I saw Zodiac tonight. It was the kind of movie we just don’t get enough of; namely, it kept me in its world for the entire running time, and I was sad to have it end.
“All good things must come to an end / the bad ones just go on forever”
One scene in particular was of note: the Zodiac killer is tying up a young couple lying on a beach. The woman tries to negotiate with this man, dressed in black, with a bag over his head (see picture below: the scene was very creepy). She says, of her male companion:
“He can help you…. He’s a sociology major!”
I can say that this line proviked rawkus laughter from myself and my two collegues (who are both sociologists). After the man and woman were tied up, they were both repeatedly stabbed. Can I have on record that I don’t want to die from being stabbed to death? It seems like a terrible way to go.
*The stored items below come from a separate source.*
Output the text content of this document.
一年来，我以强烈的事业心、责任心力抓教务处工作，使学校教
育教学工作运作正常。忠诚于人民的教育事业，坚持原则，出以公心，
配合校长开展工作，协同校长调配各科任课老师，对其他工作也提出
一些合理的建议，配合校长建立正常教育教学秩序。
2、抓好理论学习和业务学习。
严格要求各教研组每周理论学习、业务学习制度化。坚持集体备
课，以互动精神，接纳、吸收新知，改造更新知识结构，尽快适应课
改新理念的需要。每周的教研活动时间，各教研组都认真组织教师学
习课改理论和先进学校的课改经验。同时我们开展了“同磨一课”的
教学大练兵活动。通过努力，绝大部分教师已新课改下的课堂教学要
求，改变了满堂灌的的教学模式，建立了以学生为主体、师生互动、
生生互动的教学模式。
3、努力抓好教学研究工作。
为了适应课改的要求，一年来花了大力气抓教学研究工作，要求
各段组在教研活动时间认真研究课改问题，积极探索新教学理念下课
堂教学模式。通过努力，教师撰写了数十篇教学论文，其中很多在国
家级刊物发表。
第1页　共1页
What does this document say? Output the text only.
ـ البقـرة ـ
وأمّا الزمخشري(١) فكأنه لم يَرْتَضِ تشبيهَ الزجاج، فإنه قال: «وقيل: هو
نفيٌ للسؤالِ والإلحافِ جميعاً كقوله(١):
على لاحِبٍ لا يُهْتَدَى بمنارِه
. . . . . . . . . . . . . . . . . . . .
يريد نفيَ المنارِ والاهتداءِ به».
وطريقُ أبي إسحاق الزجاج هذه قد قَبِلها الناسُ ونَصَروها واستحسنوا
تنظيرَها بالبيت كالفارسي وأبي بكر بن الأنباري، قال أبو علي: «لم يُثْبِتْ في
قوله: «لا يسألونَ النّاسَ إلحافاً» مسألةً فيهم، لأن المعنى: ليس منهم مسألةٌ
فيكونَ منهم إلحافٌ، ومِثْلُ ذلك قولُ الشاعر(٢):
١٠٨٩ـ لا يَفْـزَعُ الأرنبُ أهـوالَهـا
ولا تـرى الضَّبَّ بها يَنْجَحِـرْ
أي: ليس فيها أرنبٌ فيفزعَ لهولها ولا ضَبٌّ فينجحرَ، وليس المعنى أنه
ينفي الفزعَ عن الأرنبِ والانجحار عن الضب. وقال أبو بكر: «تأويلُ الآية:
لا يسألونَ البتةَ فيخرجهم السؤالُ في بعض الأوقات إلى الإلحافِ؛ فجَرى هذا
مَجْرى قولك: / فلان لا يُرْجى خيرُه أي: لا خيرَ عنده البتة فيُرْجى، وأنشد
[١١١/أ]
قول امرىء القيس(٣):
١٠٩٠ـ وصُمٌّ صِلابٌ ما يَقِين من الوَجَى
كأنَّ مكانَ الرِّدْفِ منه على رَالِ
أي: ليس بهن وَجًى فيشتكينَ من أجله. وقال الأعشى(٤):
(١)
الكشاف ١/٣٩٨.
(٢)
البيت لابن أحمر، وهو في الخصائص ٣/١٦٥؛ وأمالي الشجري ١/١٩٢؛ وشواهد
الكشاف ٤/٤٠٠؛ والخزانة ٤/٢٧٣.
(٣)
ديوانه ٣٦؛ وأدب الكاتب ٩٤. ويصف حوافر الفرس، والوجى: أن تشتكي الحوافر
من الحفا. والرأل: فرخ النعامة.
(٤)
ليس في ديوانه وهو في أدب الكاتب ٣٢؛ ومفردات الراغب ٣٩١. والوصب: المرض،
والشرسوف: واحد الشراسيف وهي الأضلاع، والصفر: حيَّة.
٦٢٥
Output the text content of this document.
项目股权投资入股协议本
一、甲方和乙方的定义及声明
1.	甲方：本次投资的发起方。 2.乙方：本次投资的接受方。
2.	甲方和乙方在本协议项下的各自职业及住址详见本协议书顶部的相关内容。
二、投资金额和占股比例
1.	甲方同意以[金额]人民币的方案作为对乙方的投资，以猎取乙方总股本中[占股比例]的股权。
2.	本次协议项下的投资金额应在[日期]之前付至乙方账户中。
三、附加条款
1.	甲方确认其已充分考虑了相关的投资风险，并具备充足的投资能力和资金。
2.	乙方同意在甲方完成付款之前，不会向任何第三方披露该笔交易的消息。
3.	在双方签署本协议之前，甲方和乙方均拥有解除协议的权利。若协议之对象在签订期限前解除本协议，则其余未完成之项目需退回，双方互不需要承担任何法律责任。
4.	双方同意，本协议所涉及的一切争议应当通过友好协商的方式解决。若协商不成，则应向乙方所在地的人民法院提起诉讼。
For whatever reason, the sociology line stuck with me through the remainder of the film. I started to see it as a metaphor for what I do: chasing something that I can never get my hands on, to the point that I start driving everyone in my life away (in a variety of ways) as part of an obsessive quest for… well, I am not sure of what. At a certain point, it becomes something bigger than a carreer.
This provoked the following questions: What drives me to push myself? What do I get out of it? Where is this going to take me, and how far will I get with it? What am I even chasing? If I find “it” – what then? Do I get to go home?
I am sure that these questions will haunt me until I die. I hope I remember to keep asking them.